If you’ve ever stopped to read all the fine print when purchasing or leasing certain products or services, you would notice that there are often ‘non-disparagement clauses’ built in. These clauses are written to prevent you from writing a negative review about a product, or even attempting to discourage people from purchasing it by telling them about your dissatisfaction.
Of course, these laws are rarely enforced or even brought to courts because of the fact that they would almost certainly be found unconstitutional. The fact that they are there at all, however, can be a discouragement for many people to share their opinion about a product.
According to a law that was just signed by California Governor Jerry Brown, however, it will be illegal to have this non-disparagement clause in place. Whether or not other states will follow suit is not yet clear, but it seems like it would make sense.
It is important to note that the law doesn’t simply make this type of contractual clause illegal. It states that in order for the clause to be valid, it must be entered into ‘knowing, voluntary and intelligent.’ This essentially means that the person signing the contract needs to be well aware of the agreement, and it has to be in their best interests.
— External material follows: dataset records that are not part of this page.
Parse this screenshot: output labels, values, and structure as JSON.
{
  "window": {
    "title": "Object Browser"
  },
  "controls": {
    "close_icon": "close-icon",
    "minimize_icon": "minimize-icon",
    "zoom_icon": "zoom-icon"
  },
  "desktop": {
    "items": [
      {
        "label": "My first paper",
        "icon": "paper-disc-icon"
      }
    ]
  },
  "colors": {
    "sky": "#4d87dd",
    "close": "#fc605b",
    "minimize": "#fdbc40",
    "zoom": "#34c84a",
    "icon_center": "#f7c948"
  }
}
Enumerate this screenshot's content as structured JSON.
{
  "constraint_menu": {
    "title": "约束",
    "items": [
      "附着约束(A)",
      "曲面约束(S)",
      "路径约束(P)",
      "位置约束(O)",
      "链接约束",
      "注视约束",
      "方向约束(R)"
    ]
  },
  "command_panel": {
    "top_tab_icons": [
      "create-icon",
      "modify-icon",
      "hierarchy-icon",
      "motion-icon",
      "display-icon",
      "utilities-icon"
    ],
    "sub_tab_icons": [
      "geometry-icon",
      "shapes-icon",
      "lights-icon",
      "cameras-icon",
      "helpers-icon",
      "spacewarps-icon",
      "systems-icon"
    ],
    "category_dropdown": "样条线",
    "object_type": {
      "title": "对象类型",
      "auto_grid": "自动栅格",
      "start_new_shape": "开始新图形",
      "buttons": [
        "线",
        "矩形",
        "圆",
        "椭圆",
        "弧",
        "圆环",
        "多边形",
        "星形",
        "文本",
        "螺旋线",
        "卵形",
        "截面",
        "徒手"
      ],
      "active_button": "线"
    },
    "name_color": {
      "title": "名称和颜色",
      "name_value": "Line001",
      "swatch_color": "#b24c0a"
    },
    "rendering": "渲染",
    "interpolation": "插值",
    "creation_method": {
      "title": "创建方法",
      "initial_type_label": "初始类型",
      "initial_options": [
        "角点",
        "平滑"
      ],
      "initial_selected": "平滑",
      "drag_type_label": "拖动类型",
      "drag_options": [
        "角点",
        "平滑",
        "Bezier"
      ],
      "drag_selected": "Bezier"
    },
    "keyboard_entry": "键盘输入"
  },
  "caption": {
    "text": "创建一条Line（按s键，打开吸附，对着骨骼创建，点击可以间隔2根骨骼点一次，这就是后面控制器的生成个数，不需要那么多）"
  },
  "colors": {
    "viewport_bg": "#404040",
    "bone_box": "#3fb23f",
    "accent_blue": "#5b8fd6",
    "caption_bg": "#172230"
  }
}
Some people think that retailers and others may begin offering some sort of discount or incentive for this type of agreement, but to me that seems unlikely. The public backlash could be quite significant when people hear that a company is trying to ‘bribe’ customers into not writing negative reviews on sites like Yelp.
Whatever the case, all marketers should take note of this new law. If you have anything in any of your legal agreements that says that customers can’t write negative reviews, it may invalidate your entire contract.